We have a class called "SkeletalTracking" which includes all of our Kinect code. In the main function, we first initialise the glut and OpenCV settings which are responsible for our video display and skeletal drawing. Then we call a series of OpenGL functions to initialise the textures of our display screen, then setup the screen and camera, as well as the Imgui functions. Afterwards, we call the glut main loop: this calls all the functions we want to loop, as we call them inside the draw() function (which is defined as the default function and runs if the program is idle).
This video should then be saved in a .avi file at the end of the session.
The Kinect library provides us with an object called "IBodyFrame" which allow us to obtain the bodies inside the camera view: those bodies are stored in objects called "IBody" which are returned as a list contain up to 6 "IBody" which is the maximum number of people a Kinect can track at the same time. These "IBody" can provides us the tracing state of this body and also joints data, includes joints X,Y,Z coordinates and their tracking state.

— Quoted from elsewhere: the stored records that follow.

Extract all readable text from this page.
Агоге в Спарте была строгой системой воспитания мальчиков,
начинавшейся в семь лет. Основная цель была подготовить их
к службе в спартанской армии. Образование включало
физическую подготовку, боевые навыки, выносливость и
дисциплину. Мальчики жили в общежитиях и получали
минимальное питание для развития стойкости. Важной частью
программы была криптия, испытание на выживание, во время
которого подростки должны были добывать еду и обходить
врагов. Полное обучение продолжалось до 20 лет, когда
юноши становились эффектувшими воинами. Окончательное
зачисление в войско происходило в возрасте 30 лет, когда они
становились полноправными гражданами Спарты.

In the update function, we first call functions to acquire the latest frame and body data. If that process succeeds, we enter a series of "if" conditions blocks, we currently have 3 blocks which represent the different part of the dance process, starting from a calibration session, then a body process session, and the last one which is the summary session. After each session is finished, we set the condition of current block to false so that it falls into the next session.
Inside the calibration function, we find the height of the floor from the height of the feet joint using the Kinect library.
Then, inside the process body function, we now have activity level and max height functions. The activity level calculates the distance moved of each joint per frame by storing the previous frame data and compare it to the current frame. The max height function detects maximal height of joints (currently both hands and knees) by replacing any height that is higher than the current maximum.
Then in the summary session, we write those data obtained by the process body session and also local time data into a .json file, sending the JSON to the server in a post request, and recompiling and saving the video in a .avi format.

Notes:

We explained the design and makeup of our project in depth in our Technical Video.